New funding of £750,000 has been announced by the Scottish Government and will help the NUS Scotland and more than 30 student associations to provide vital welfare support for students in colleges and universities.
The money will help build online student communities, increase membership engagement and develop public health and wellbeing messaging.
It will also help further provide support for students – in particular international students – who will be remaining in accommodation or who are experiencing isolation over the winter break and build the capacity of college associations.
NUS Scotland and student associations will work closely with their institutions to ensure these activities complement those funded by the additional £1.32 million in this financial year for student mental health support announced by the First Minister last month.
Sandra White MSP, who represents all of Glasgow’s Universities and Scotland’s largest college said:
“This funding is warmly welcomed and will assist in providing essential services on campus. Everyone in our society has endured the hardest year on memory and our students are no different.
“Many students are young people, living away from their family home, and support system, for the first time. In usual years they would be able to form solid foundations of friendship and support amongst other students but, due to the restrictions in place for much of this year, that has simply not been possible for a great many young people.
“The fact this funding will assist the Student Support Services on our campus’ better care for our students is fantastic news and the Scottish Government should be commended for listening to the needs of the sector.”
Further and Higher Education Minister Richard Lochhead said:
“Student associations are embedded into the student experience and are well placed to help address student welfare concerns. Across Scotland many students are right now looking for advice, guidance and support from external organisations, including their student associations and unions, who are uniquely placed to support them.

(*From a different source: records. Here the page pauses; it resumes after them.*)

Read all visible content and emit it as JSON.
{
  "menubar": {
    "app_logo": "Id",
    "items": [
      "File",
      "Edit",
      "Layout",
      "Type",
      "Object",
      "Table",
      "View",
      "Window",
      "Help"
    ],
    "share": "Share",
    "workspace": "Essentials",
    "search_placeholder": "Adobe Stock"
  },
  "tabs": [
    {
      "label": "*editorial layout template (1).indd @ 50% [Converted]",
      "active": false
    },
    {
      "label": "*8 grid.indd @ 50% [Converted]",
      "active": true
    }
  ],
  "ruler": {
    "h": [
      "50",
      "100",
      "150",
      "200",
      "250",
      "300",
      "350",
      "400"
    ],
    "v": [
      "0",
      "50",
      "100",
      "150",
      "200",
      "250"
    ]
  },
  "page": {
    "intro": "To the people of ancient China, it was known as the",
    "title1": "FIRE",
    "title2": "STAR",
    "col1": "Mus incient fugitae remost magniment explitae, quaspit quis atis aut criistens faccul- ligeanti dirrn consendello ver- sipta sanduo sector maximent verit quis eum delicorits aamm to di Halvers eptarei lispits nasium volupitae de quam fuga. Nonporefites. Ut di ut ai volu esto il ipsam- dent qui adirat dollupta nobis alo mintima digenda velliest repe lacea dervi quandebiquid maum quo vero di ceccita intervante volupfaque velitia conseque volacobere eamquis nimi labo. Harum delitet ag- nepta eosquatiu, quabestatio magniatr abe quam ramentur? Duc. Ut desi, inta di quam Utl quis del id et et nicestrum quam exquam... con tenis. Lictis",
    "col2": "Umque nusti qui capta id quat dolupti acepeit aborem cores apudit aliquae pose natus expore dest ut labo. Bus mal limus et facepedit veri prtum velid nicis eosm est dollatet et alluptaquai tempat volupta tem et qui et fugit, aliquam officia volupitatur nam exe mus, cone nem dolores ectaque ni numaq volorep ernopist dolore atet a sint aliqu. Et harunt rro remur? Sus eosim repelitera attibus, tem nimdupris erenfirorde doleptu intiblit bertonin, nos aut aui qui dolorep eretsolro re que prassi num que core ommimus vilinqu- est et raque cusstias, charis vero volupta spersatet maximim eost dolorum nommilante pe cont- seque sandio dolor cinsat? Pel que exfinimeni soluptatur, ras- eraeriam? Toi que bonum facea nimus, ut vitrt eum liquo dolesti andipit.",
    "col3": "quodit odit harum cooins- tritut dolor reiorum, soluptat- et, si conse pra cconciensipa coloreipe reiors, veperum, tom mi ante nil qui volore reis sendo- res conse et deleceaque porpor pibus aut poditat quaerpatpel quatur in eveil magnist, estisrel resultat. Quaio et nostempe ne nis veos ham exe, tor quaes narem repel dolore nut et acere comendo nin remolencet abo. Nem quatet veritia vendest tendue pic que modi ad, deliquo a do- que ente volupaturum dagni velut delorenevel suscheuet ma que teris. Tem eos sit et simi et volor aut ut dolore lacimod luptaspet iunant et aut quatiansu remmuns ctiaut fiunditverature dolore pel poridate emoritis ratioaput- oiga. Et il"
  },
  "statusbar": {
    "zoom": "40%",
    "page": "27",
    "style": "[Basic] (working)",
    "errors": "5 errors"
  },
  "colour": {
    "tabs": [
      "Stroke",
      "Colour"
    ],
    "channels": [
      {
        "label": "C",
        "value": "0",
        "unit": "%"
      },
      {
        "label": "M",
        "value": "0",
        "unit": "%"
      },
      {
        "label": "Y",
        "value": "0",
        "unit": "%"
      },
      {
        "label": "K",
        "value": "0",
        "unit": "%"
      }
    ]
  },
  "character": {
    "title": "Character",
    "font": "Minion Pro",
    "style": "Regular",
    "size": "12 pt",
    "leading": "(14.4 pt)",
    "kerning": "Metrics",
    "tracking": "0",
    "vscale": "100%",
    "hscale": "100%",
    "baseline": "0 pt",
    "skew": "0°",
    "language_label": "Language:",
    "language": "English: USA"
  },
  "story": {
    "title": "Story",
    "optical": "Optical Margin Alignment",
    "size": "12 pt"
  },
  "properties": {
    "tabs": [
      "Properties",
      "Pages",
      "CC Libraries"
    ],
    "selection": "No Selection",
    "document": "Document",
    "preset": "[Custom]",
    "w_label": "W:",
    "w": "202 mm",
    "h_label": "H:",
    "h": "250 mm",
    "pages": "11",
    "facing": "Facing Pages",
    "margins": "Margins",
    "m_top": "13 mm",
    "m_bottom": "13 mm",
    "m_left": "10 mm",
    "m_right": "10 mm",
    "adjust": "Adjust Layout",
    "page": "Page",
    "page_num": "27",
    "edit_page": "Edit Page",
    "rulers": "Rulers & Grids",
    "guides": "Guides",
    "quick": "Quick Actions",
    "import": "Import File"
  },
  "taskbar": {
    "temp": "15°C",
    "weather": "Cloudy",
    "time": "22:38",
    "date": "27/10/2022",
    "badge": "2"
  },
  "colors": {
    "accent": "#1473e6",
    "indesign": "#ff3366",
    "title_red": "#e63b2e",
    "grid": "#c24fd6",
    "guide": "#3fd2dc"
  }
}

“We recognise many institutions have done a great job stepping up their own support to students, however many new students have still not yet developed a relationship with their institution and many, in particular from overseas, may be remaining in accommodation over the winter break.”
“Many associations are already planning how best to support students’ wellbeing during the holiday – so this money should provide immediate valuable resources to help them engage directly with them in these difficult times.”
Matt Crilly NUS Scotland President said:
“NUS Scotland is delighted the Scottish Government has answered our call for financial support for Scotland’s student associations. The work they carry out for our students is invaluable – especially in the current climate.
“Student associations don’t just put on great social events and activities, they are a lifeline for many students, providing practical support for those in isolation, advice for those facing hardship, emotional support for those struggling with their mental health, and much more.
“Many student associations do not qualify for the business support available that is on offer – that’s why it is so important that the Scottish Government has made this funding available.”